French Foreign Minister Catherine Colonna rejects allegations, says it is still ‘possible’ to restore president to power.
The coup leaders who seized power last week in Niger have alleged that the toppled government had authorised France to carry out an attack on the presidential palace to try to free President Mohamed Bazoum.
Colonel Amadou Abdramane, one of the coup plotters, made the claims on Monday on state television. He said the authorisation was signed by Foreign Minister Hassoumi Massoudou, acting as prime minister. The whereabouts of Massoudou and Bazoum remain unknown.
France rejected the allegations as Foreign Minister Catherine Colonna said it was still “possible” to restore Bazoum to power.
Bazoum, a Western ally whose election just over two years ago marked Niger’s first peaceful transition of power since independence, was toppled on Wednesday by the elite Presidential Guard.
Guard chief General Abdourahamane Tchiani declared himself leader, but his claim has been dismissed internationally, and the Economic Community of West African States (ECOWAS) has given him a week to hand back power.
Bazoum’s PNDS party on Monday warned that Niger risks becoming a “dictatorial and totalitarian regime” after a series of arrests.
On Monday, the oil and mining ministers were arrested, the party said. The head of PNDS’s national executive committee was also arrested.
The coup leaders had previously arrested the interior minister, the transport minister and a former defence minister, the party said.
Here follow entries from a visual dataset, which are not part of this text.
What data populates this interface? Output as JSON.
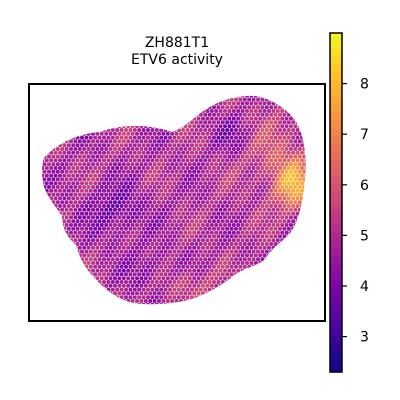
{
  "chart_data": {
    "type": "heatmap",
    "plot_kind": "spatial-spot-map",
    "title": "ZH881T1",
    "subtitle": "ETV6 activity",
    "colormap": "plasma",
    "colorbar": {
      "min": 2.3,
      "max": 9.0,
      "ticks": [
        3,
        4,
        5,
        6,
        7,
        8
      ],
      "tick_labels": [
        "3",
        "4",
        "5",
        "6",
        "7",
        "8"
      ],
      "placement": "right"
    },
    "axes_visible": false,
    "grid": false,
    "value_pattern": {
      "typical_range": [
        3.5,
        6.5
      ],
      "high_region": "right edge",
      "low_region": "center-left"
    }
  }
}
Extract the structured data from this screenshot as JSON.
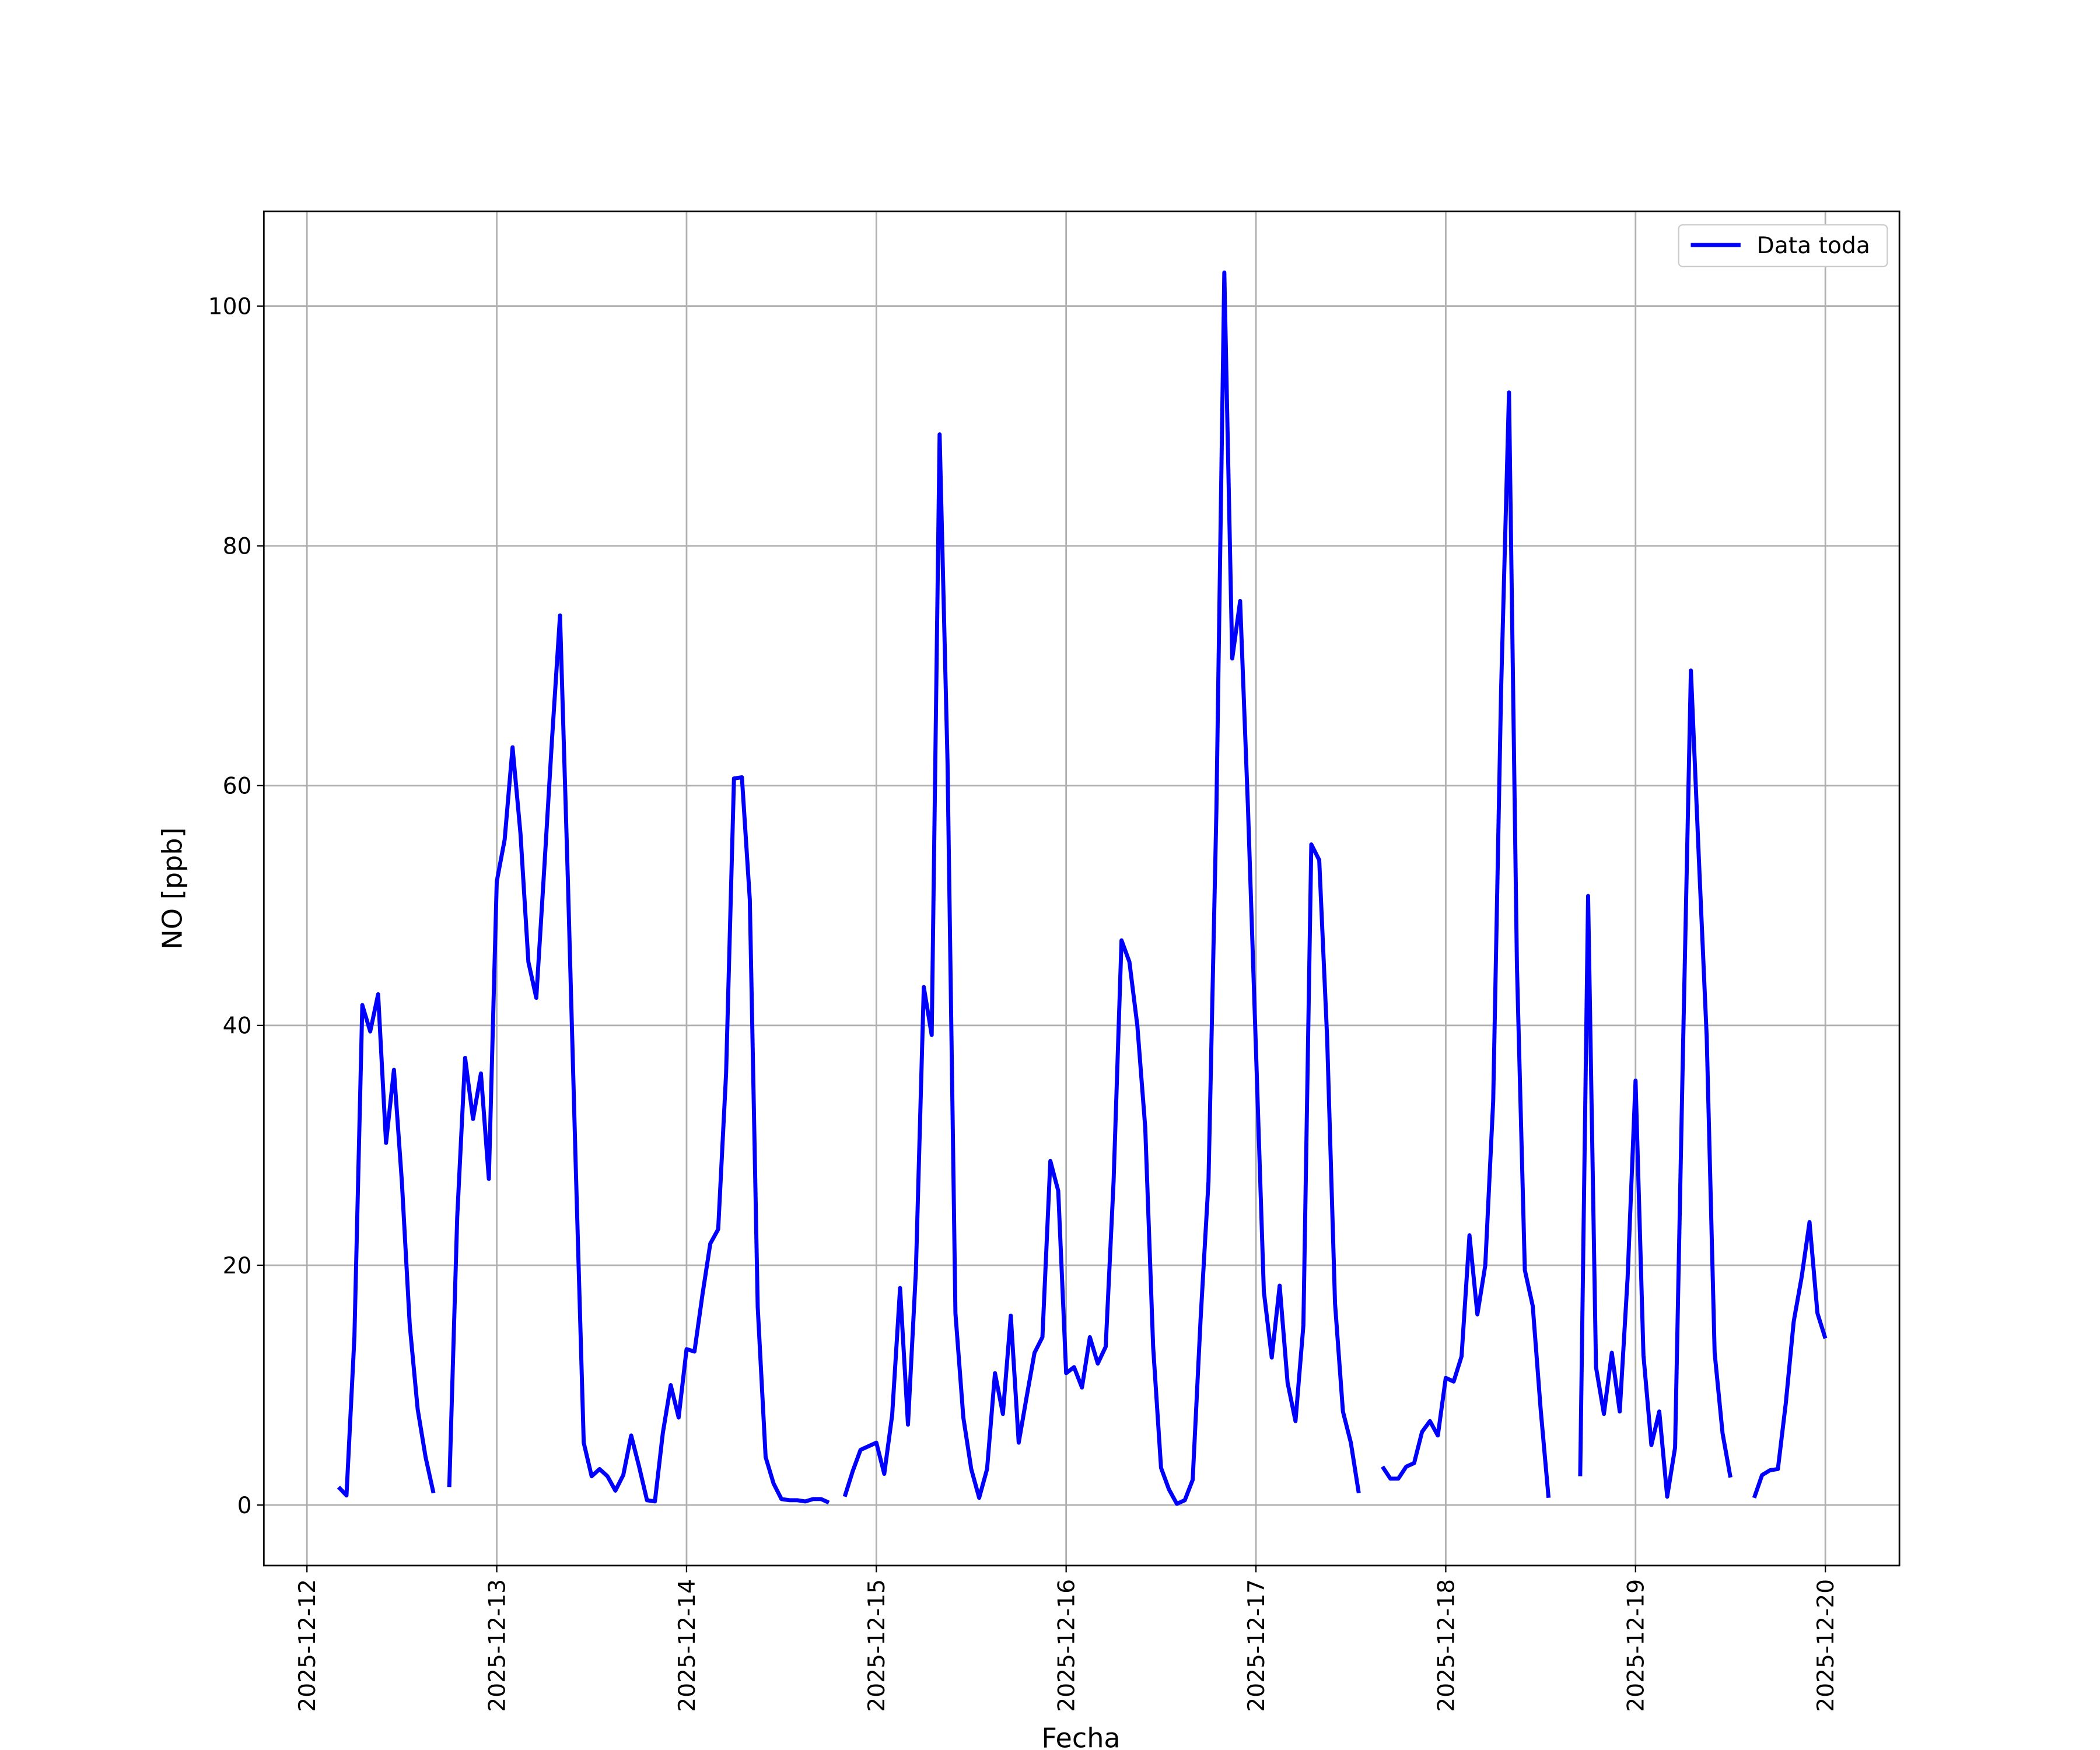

The putschists took aim at Paris on national television, saying, “In its search for ways and means to intervene militarily in Niger, France with the complicity of some Nigeriens held a meeting with the chief of staff of the Nigerien national guard to obtain the necessary political and military authorisation.”
“It’s wrong,” Colonna told France’s BFM news channel of the allegation, adding that it was still “possible” to return the democratically elected president to power.
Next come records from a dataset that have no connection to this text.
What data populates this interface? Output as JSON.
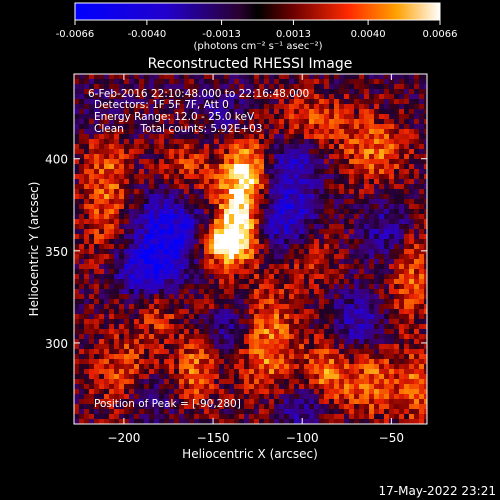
{
  "chart_data": {
    "type": "heatmap",
    "title": "Reconstructed RHESSI Image",
    "xlabel": "Heliocentric X (arcsec)",
    "ylabel": "Heliocentric Y (arcsec)",
    "xlim": [
      -228,
      -30
    ],
    "ylim": [
      256,
      446
    ],
    "x_ticks": [
      -200,
      -150,
      -100,
      -50
    ],
    "y_ticks": [
      300,
      350,
      400
    ],
    "colorbar": {
      "ticks": [
        "-0.0066",
        "-0.0040",
        "-0.0013",
        "0.0013",
        "0.0040",
        "0.0066"
      ],
      "unit_label": "(photons cm⁻² s⁻¹ asec⁻²)",
      "range": [
        -0.0066,
        0.0066
      ]
    },
    "annotations": [
      "6-Feb-2016 22:10:48.000 to 22:16:48.000",
      "Detectors: 1F 5F 7F, Att 0",
      "Energy Range: 12.0 - 25.0 keV",
      "Clean     Total counts: 5.92E+03"
    ],
    "peak_label": "Position of Peak = [-90,280]",
    "peak": [
      -90,
      280
    ],
    "blobs": [
      {
        "x": -136,
        "y": 368,
        "sx": 9,
        "sy": 16,
        "a": 1.0
      },
      {
        "x": -130,
        "y": 395,
        "sx": 9,
        "sy": 14,
        "a": 0.75
      },
      {
        "x": -145,
        "y": 353,
        "sx": 10,
        "sy": 8,
        "a": 0.7
      },
      {
        "x": -210,
        "y": 385,
        "sx": 10,
        "sy": 30,
        "a": 0.55
      },
      {
        "x": -165,
        "y": 395,
        "sx": 12,
        "sy": 12,
        "a": 0.45
      },
      {
        "x": -95,
        "y": 420,
        "sx": 14,
        "sy": 12,
        "a": 0.45
      },
      {
        "x": -60,
        "y": 405,
        "sx": 14,
        "sy": 14,
        "a": 0.55
      },
      {
        "x": -40,
        "y": 340,
        "sx": 10,
        "sy": 22,
        "a": 0.55
      },
      {
        "x": -95,
        "y": 345,
        "sx": 10,
        "sy": 12,
        "a": 0.35
      },
      {
        "x": -120,
        "y": 300,
        "sx": 12,
        "sy": 22,
        "a": 0.65
      },
      {
        "x": -85,
        "y": 283,
        "sx": 10,
        "sy": 16,
        "a": 0.6
      },
      {
        "x": -160,
        "y": 285,
        "sx": 8,
        "sy": 14,
        "a": 0.55
      },
      {
        "x": -200,
        "y": 285,
        "sx": 14,
        "sy": 16,
        "a": 0.45
      },
      {
        "x": -60,
        "y": 278,
        "sx": 10,
        "sy": 14,
        "a": 0.55
      },
      {
        "x": -35,
        "y": 275,
        "sx": 8,
        "sy": 14,
        "a": 0.55
      },
      {
        "x": -180,
        "y": 315,
        "sx": 8,
        "sy": 10,
        "a": 0.35
      },
      {
        "x": -150,
        "y": 325,
        "sx": 6,
        "sy": 8,
        "a": 0.25
      },
      {
        "x": -175,
        "y": 360,
        "sx": 14,
        "sy": 16,
        "a": -0.8
      },
      {
        "x": -110,
        "y": 370,
        "sx": 12,
        "sy": 14,
        "a": -0.7
      },
      {
        "x": -105,
        "y": 400,
        "sx": 12,
        "sy": 10,
        "a": -0.5
      },
      {
        "x": -50,
        "y": 360,
        "sx": 10,
        "sy": 14,
        "a": -0.55
      },
      {
        "x": -190,
        "y": 340,
        "sx": 12,
        "sy": 10,
        "a": -0.6
      },
      {
        "x": -140,
        "y": 310,
        "sx": 10,
        "sy": 10,
        "a": -0.45
      },
      {
        "x": -185,
        "y": 270,
        "sx": 10,
        "sy": 8,
        "a": -0.4
      },
      {
        "x": -70,
        "y": 310,
        "sx": 12,
        "sy": 12,
        "a": -0.5
      },
      {
        "x": -100,
        "y": 265,
        "sx": 12,
        "sy": 8,
        "a": -0.5
      },
      {
        "x": -210,
        "y": 425,
        "sx": 12,
        "sy": 12,
        "a": -0.3
      },
      {
        "x": -145,
        "y": 425,
        "sx": 10,
        "sy": 10,
        "a": -0.3
      }
    ]
  },
  "timestamp": "17-May-2022 23:21"
}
“And it’s necessary because destabilisation is perilous for Niger and its neighbours,” she said.
French President Emmanuel Macron on Sunday promised “immediate and uncompromising” action if French citizens or interests were attacked after thousands rallied outside the French embassy in Niamey. Some protesters tried to enter the compound but were dispersed by tear gas.
The presidential guard, which seized power last week after blocking Bazoum inside the palace in the capital, Niamey, has previously warned against foreign attempts to extract the president, saying it would result in bloodshed and chaos.
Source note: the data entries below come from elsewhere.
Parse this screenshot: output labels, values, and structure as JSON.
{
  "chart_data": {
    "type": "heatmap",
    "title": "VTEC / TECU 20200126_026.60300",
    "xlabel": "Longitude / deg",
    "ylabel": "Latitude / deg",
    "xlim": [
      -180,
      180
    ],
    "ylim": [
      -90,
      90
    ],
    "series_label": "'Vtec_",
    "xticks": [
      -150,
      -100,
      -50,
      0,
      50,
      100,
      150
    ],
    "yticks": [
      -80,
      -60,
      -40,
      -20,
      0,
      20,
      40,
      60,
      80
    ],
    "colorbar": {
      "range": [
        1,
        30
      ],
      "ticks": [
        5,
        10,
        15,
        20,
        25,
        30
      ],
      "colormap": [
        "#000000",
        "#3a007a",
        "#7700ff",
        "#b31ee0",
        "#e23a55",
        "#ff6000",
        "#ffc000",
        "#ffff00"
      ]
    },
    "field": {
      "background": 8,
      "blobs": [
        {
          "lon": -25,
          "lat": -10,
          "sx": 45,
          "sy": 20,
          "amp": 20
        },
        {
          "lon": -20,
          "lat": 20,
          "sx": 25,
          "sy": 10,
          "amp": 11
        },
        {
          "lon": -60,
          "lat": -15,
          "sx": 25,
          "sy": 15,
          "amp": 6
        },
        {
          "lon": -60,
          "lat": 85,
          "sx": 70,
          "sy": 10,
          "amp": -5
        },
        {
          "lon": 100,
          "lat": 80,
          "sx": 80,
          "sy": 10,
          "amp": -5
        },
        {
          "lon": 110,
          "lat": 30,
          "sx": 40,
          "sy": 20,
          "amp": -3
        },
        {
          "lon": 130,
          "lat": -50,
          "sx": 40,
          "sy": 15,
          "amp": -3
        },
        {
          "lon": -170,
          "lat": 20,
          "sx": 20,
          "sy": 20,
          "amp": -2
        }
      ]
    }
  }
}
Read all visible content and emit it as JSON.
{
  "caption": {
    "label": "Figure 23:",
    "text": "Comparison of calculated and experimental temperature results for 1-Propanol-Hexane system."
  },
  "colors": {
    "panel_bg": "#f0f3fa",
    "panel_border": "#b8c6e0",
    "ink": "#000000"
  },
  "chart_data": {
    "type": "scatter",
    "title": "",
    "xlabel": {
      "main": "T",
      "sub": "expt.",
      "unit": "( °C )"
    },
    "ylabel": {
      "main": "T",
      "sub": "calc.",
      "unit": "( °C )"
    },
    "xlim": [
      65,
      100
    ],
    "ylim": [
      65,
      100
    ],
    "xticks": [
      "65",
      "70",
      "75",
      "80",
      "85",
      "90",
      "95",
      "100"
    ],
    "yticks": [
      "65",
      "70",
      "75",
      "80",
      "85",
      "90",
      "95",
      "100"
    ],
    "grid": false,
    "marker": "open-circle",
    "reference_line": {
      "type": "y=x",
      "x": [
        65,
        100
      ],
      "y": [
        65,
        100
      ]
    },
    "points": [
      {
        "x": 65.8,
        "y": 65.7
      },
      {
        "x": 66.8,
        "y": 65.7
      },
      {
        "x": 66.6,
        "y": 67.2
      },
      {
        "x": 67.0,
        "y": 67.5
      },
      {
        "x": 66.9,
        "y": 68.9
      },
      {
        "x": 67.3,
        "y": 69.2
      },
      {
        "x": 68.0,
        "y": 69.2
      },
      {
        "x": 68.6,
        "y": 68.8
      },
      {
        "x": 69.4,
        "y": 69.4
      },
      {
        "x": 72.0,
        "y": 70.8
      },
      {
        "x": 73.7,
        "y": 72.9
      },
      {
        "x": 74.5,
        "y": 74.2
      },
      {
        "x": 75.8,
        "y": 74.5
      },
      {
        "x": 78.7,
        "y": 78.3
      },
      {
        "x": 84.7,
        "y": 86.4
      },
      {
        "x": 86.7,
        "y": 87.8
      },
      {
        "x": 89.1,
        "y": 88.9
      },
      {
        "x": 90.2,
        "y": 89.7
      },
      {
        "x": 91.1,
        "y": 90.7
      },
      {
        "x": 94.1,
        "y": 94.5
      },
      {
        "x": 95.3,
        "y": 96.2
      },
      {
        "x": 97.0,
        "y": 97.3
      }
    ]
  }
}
Abdramane’s comments also come a day after ECOWAS warned that it could use force if Bazoum were not reinstated within a week.
The West African bloc said it would take “all measures” to restore constitutional order otherwise. “Such measures may include the use of force for this effect,” it said in a statement.
Chadian President Mahamat Idriss Deby visited Niamey on Sunday as an ECOWAS envoy and posted photos of separate meetings with Bazoum and Tchiani.
ECOWAS also imposed strict sanctions, including suspending all commercial and financial transactions between its member states and Niger and freezing assets in regional central banks.
Economic sanctions could have a deep impact on Niger, one of the world’s poorest countries, which relies on imports from Nigeria for up to 90 percent of its power, according to the International Renewable Energy Agency.
The sanctions could be disastrous and Niger needs to find a solution to avoid them, Prime Minister Ouhoumoudou Mahamadou told French media outlet Radio France Internationale.
“When people say there’s an embargo, land borders are closed, air borders are closed, it’s extremely difficult for people. … Niger is a country that relies heavily on the international community,” he said.
Landlocked Niger has had a turbulent political history since gaining independence in 1960. Before Wednesday, there had been four coups and numerous other attempts, including two previously against Bazoum.